Christine Mbithi, Africa regional campaigner with climate group 350.org, told The Independent that a large number of people were unable to secure rooms because of exorbitant prices, and that hotels were looking at Cop27 as a profit-making opportunity.
“The hotels were just trying to like leverage on this moment, to capitalise and make money,” she said.
“It’s a shame that this is an African Cop and the communities worst impacted by climate change are not getting represented, they are not going to be able to speak for themselves, someone else will be speaking on their behalf.”
Observers say Egypt’s decision to hold Cop27 in Sharm el-Sheikh, a small city of luxury resorts instead of the larger, more accessible capital Cairo, underlines how affordability was not considered a factor.
According to the UN, over 30,000 people are registered to take part in Cop27. Egyptian officials have said there will be space for protesters to gather at the summit but only in a purpose-built area near the highway away from the conference centre.
“No one is allowed here without registration,” Major General Khaled Fouda, governor of the South Sinai region where Sharm el-Sheikh is located, said last month.

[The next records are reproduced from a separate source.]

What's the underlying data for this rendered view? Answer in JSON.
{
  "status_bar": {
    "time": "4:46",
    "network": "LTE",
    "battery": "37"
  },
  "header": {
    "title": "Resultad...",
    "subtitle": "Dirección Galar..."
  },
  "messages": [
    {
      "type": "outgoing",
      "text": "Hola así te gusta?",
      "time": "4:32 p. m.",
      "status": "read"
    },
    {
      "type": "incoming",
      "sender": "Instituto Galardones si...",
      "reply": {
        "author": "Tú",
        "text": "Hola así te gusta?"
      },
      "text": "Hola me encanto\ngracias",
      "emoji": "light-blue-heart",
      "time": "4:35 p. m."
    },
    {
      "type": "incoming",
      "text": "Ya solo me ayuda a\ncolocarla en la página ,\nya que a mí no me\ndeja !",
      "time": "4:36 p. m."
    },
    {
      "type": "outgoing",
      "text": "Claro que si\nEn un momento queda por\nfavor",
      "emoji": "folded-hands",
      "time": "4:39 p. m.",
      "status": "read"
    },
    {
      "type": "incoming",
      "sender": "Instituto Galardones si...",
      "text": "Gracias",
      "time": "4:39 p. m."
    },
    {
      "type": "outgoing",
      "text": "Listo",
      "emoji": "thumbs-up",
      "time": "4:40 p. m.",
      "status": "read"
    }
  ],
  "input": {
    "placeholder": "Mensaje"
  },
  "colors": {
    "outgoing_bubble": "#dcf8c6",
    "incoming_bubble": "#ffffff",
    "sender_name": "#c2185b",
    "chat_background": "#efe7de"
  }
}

Activists say the message to them is clear – there isn’t much space for protest.
The concerns were echoed by Greta Thunberg who announced she will not be attending this year’s summit.

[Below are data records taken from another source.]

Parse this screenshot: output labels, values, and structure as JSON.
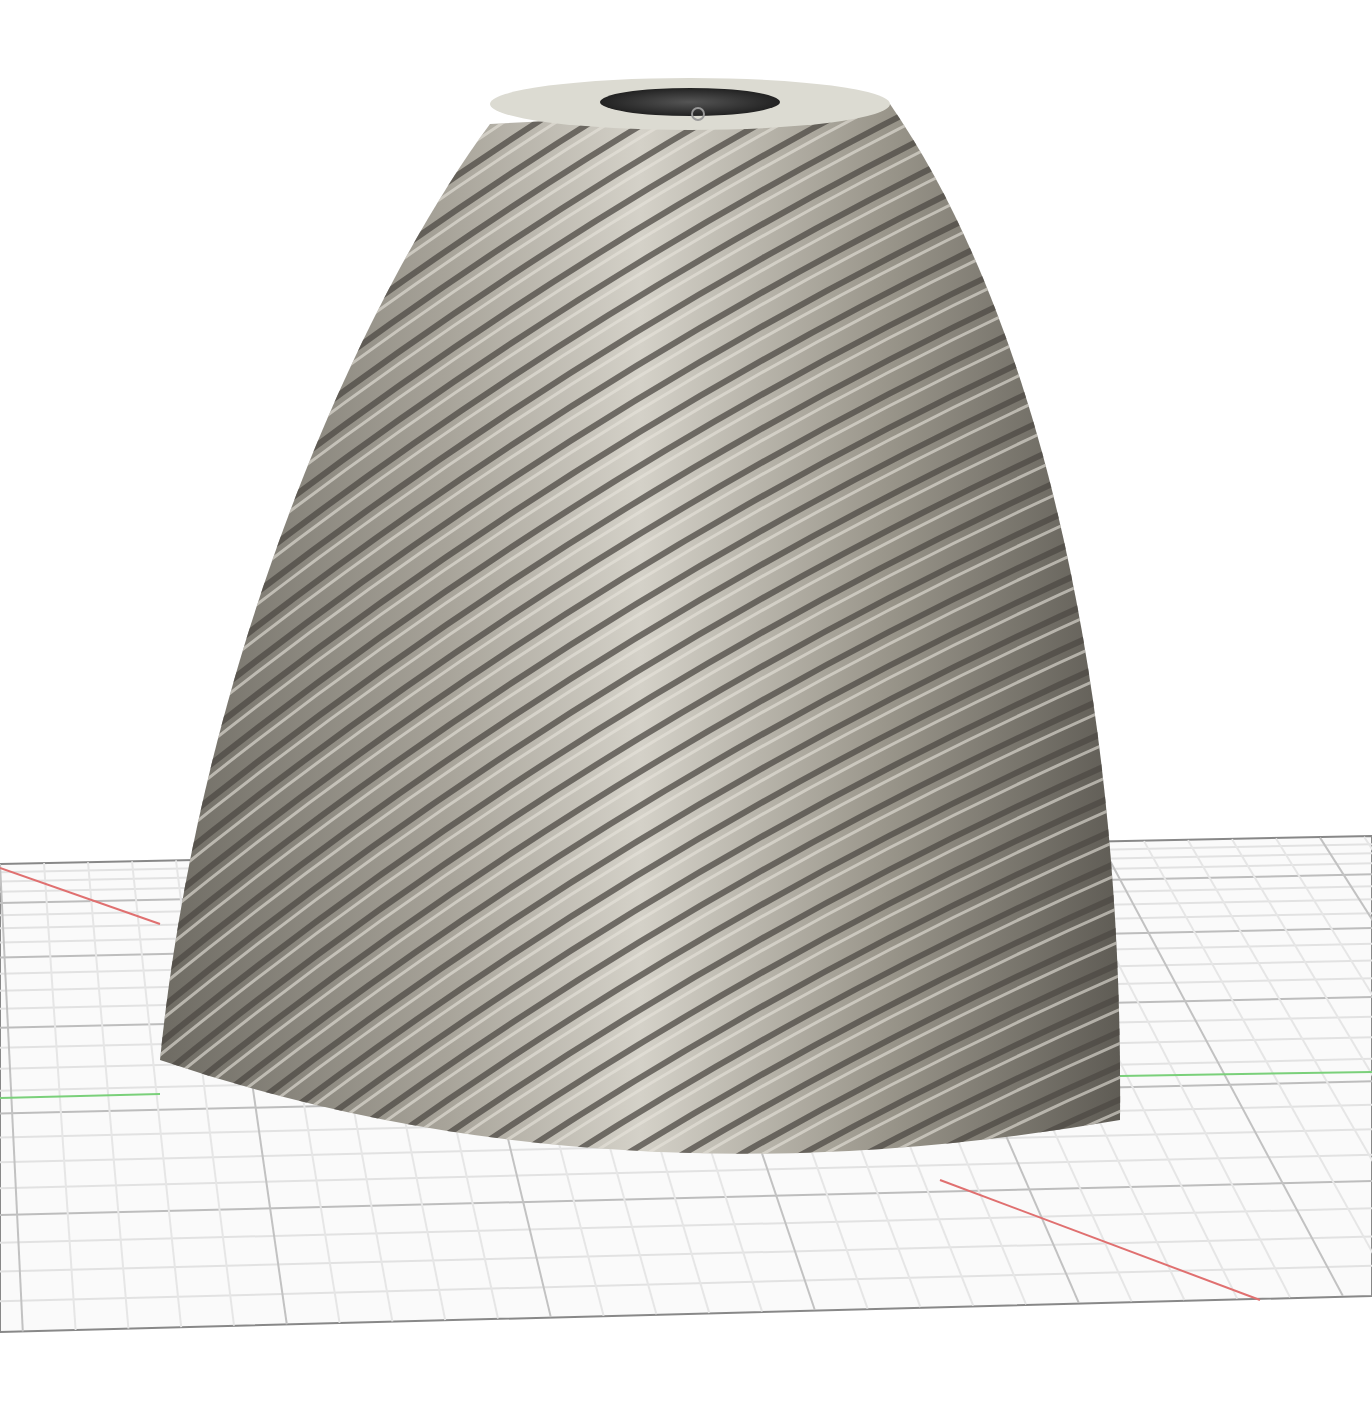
{
  "viewport": {
    "grid": {
      "on": true
    }
  }
}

“I’m not going to Cop27 for many reasons but the space for civil society this year is extremely limited,” she said during an interview at her book launch in London last week.
Mr Srivastava says there’s also a sense of fear among many activists, especially those from gender minorities, that they aren’t welcome at this conference.
“I know people who really had something to contribute to this conference but eventually decided not to go because of the fear of the way [Egypt’s] government treats protestors,” he said.
“Most of those going to Cop are from big organisations and big cities like Delhi, where you have the embassy. Is anyone coming from the northeastern part of India, is anyone coming from Odisha? No! Because people from these regions can not travel to Delhi just to apply for a visa.”
Similar views were expressed by activists from Pakistan, which has experienced catastrophic flooding that left 33 million people displaced. Pakistan’s prime minister Shahbaz Sharif is expected to make a case for compensation from rich countries to poorer ones at Cop27, an issue known as loss and damage.
A large number of Pakistan’s activists, who have worked on the front lines of the recent climate disaster, do not have any means to reach the conference.
“Millions of people in Pakistan will spend years recovering from the floods we faced this year. They are victims of climate change and deserve to be heard. But how many of them can reach Egypt to speak about their tragedies?” asks Khalid Waqar, who runs a charity in the hilly areas of northern Pakistan.
“A conference that aims to talk about climate change should not be happening in a resort but in a place where you can see what is actually happening to people.”